11/04/2025
As instituições financeiras que atuam no financiamento ao setor da construção civil precisam estar especialmente atentas às fragilidades que podem comprometer a efetividade das garantias hipotecárias oferecidas em operações com construtoras. Uma recente decisão da 3ª Turma do Superior Tribunal de Justiça expôs com clareza os riscos envolvidos quando a estrutura jurídica da garantia não acompanha as transformações patrimoniais que ocorrem ao longo do tempo.
No caso julgado, um terceiro ofereceu um terreno como garantia hipotecária em favor de um contrato de crédito celebrado entre uma instituição financeira e uma construtora. No entanto, após formalizar a hipoteca, esse mesmo garantidor celebrou contrato de permuta com a construtora, transferindo o terreno e recebendo, em troca, unidades autônomas do empreendimento que viria a ser erguido naquele local. Diante do inadimplemento da construtora, o banco buscou a satisfação do crédito via execução judicial, mantendo o antigo proprietário do terreno – o garantidor hipotecário – no polo passivo da ação, mesmo ele já não sendo mais titular do bem gravado.
Esse julgamento evidencia uma questão de grande importância para as instituições que operam com financiamentos no setor da construção civil: a necessidade de atenção redobrada quanto à estruturação e descrição das garantias reais oferecidas em tais operações. A prática de garantir contratos com imóveis de terceiros é comum, especialmente em operações de crédito voltadas para o desenvolvimento imobiliário. Contudo, este caso reforça que a hipoteca é uma garantia real, com efeitos limitados ao bem específico gravado. Se esse bem é posteriormente objeto de permuta, alienação ou substituição — e principalmente se há baixa da hipoteca —, a garantia pode se esvaziar, e o credor corre o risco de perder a possibilidade de execução efetiva contra o garantidor hipotecário.
Inicialmente, o Tribunal de Justiça de Sergipe reconheceu a legitimidade do garantidor, ainda que o bem hipotecado já não integrasse mais o seu patrimônio. Contudo, o entendimento foi reformado pelo Superior Tribunal de Justiça. O ministro Moura Ribeiro, relator do recurso, destacou que a responsabilidade do garantidor hipotecário é estritamente real, vinculando-se ao bem dado em garantia, e não à pessoa do garantidor. Como o terreno já havia sido transferido por permuta, as unidades recebidas não estavam mais hipotecadas, em razão de decisão transitada em julgado em outra demanda processual, e o garantidor não havia assumido obrigação pessoal no contrato, sua responsabilização não se sustentava juridicamente.

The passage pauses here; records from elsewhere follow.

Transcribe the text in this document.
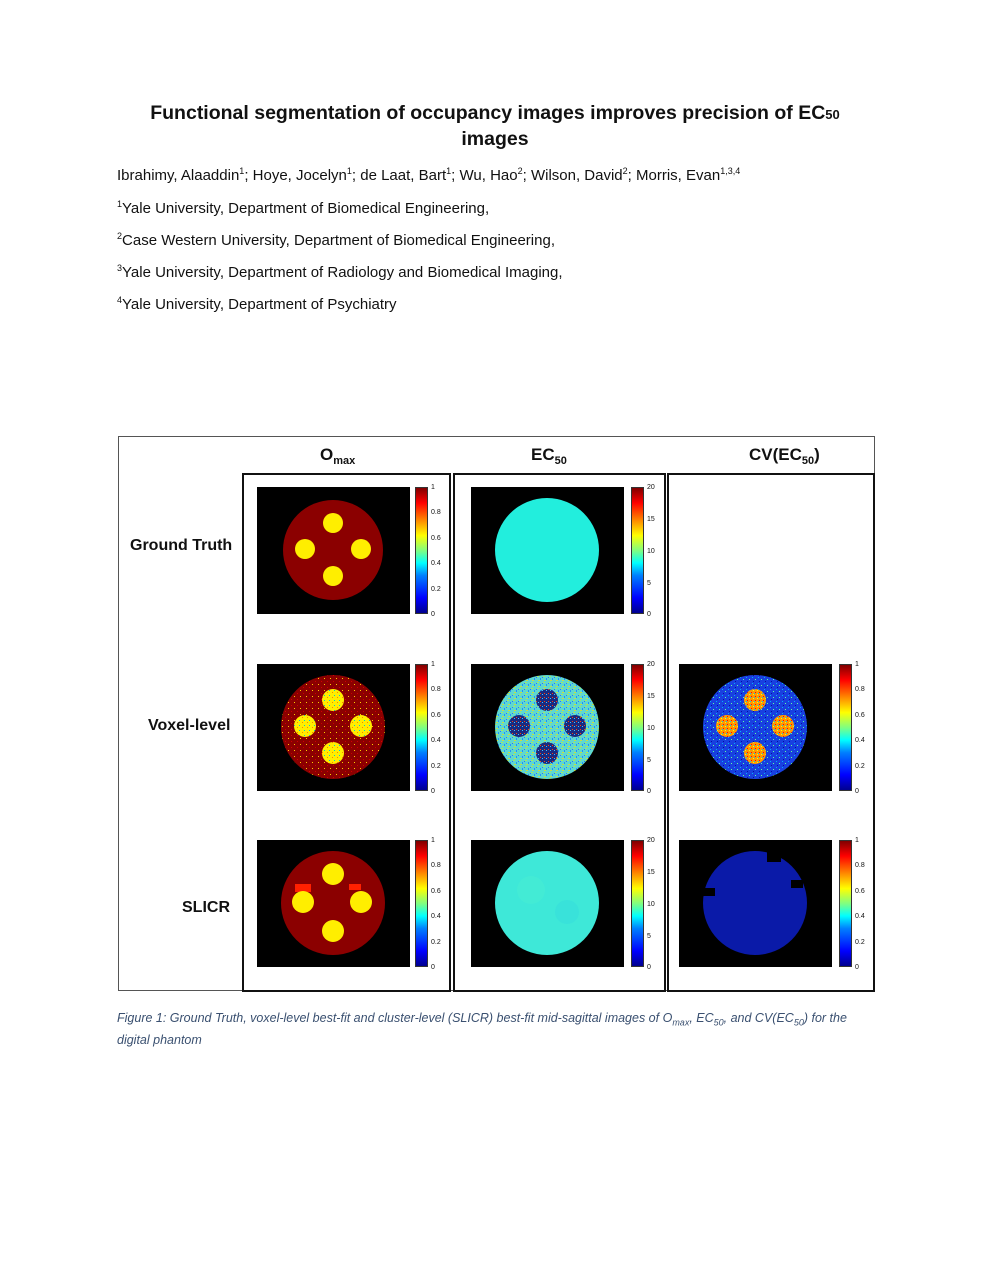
Functional segmentation of occupancy images improves precision of EC50
images
Ibrahimy, Alaaddin$^1$; Hoye, Jocelyn$^1$; de Laat, Bart$^1$; Wu, Hao$^2$; Wilson, David$^2$; Morris, Evan$^{1,3,4}$
$^1$Yale University, Department of Biomedical Engineering,
$^2$Case Western University, Department of Biomedical Engineering,
$^3$Yale University, Department of Radiology and Biomedical Imaging,
$^4$Yale University, Department of Psychiatry
$O_{max}$	$EC_{50}$	$CV(EC_{50})$
Ground Truth
Voxel-level
SLICR
1
0.8
0.6
0.4
0.2
0
20
15
10
5
0
1
0.8
0.6
0.4
0.2
0
20
15
10
5
0
1
0.8
0.6
0.4
0.2
0
1
0.8
0.6
0.4
0.2
0
20
15
10
5
0
1
0.8
0.6
0.4
0.2
0
Figure 1: Ground Truth, voxel-level best-fit and cluster-level (SLICR) best-fit mid-sagittal images of $O_{max}$, $EC_{50}$, and $CV(EC_{50})$ for the digital phantom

Esse julgamento traz um importante alerta para as instituições financeiras. A hipoteca, como garantia real, tem sua eficácia limitada ao bem específico que a ela se submete. Se esse bem for alienado, transformado, permutado ou tiver a hipoteca judicialmente baixada, a garantia poderá se extinguir sem que o crédito tenha sido quitado. Não se trata, portanto, de um respaldo absoluto que se estende automaticamente a outros bens do garantidor. Na ausência de cláusula contratual expressa que imponha obrigação pessoal ao terceiro, ele não poderá ser responsabilizado com outros ativos patrimoniais, tampouco mantido como parte legítima em uma execução, se o imóvel garantidor já não lhe pertence.
A lição que se extrai desse precedente é clara: é imprescindível que financiadores incorporem ao seu processo de concessão de crédito imobiliário práticas de mitigação de risco que considerem não apenas a robustez da garantia inicial, mas também sua continuidade ao longo do tempo. Isso inclui a adoção de cláusulas contratuais que prevejam substituição formal de garantias em casos de permuta ou transformação do imóvel, a vinculação da hipoteca às futuras unidades do empreendimento e o monitoramento constante dos registros públicos relativos ao bem gravado.
Quando o imóvel dado em garantia sofre alterações substanciais sem que haja atualização da hipoteca ou da estrutura contratual, o banco pode perder a segurança jurídica da operação, com severos impactos na viabilidade da cobrança. A decisão do STJ evidencia que a falta de vigilância sobre essas dinâmicas pode gerar prejuízos significativos, transformando uma garantia aparentemente sólida em um risco oculto. Portanto, o olhar jurídico estratégico e o acompanhamento contínuo são indispensáveis para preservar a efetividade das garantias reais em contratos com construtoras e manter a integridade das operações de crédito nesse setor.